Race-Free Zone campaign launched in Essequibo


Stabroek News
January 30, 2000


Large numbers of school children attended a rally to launch the Race-Free Zone campaign at Damon Square, Anna Regina last weekend when the Rights of Children (ROC) took their "Holding Onto Friendships" project to the Essequibo Coast.

A press release from the ROC on Thursday said that the Race-Free Zone campaign was launched at Anna Regina and at Suddie, while workshops were held at Anna Regina and Abrams Zuil.

At the event at Damon Square, local ROC coordinators from the Anna Regina Multilateral and Cotton Field Secondary schools moved the programme through a series of presentations including songs and poems on racial harmony themes.

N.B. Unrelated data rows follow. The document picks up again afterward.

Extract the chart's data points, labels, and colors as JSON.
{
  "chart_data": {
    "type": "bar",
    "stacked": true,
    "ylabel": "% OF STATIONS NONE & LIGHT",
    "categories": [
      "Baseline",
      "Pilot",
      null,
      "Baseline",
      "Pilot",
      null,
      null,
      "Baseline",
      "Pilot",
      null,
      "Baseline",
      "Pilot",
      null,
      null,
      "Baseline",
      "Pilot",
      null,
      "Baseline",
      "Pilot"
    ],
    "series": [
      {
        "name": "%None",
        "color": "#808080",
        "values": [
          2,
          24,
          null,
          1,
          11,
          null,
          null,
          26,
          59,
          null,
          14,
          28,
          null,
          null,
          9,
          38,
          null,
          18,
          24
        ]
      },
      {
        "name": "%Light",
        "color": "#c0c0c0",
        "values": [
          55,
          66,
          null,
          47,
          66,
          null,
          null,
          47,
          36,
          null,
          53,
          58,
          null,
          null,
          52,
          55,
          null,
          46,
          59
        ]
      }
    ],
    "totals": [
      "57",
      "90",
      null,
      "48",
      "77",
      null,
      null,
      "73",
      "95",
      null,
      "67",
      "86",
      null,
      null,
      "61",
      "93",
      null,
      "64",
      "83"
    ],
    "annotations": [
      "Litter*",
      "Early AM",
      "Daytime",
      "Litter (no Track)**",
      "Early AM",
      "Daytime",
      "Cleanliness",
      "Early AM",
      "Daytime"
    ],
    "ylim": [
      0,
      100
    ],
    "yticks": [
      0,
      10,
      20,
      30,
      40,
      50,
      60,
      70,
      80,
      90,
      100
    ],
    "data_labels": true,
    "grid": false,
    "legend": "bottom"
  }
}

Among those in attendance were Regional Chairman, Ally Baksh and Anna Regina Multilateral school headmaster, Parmeshwar Lall.

The launching of the campaign at Suddie took place in the crowded Sunday marketplace.

According to the release, 80 young people who attended the workshops at Anna Regina and Abrams Zuil were drawn from schools, clubs and the New Opportunity Corps.

The workshops focused on mural paintings featuring the theme "The Colour of Friendship" in preparation for producing mural paintings in Region Two and for an upcoming song and poetry competition titled "Rhymes & Rhythms on Race". A similar session was held at Charity Secondary school for some 200 members of the fourth and fifth forms.

The ROC members from Georgetown also held a planning meeting with the coordinators in Region Two on ways to involve the many young people in the campaign activities, the release stated.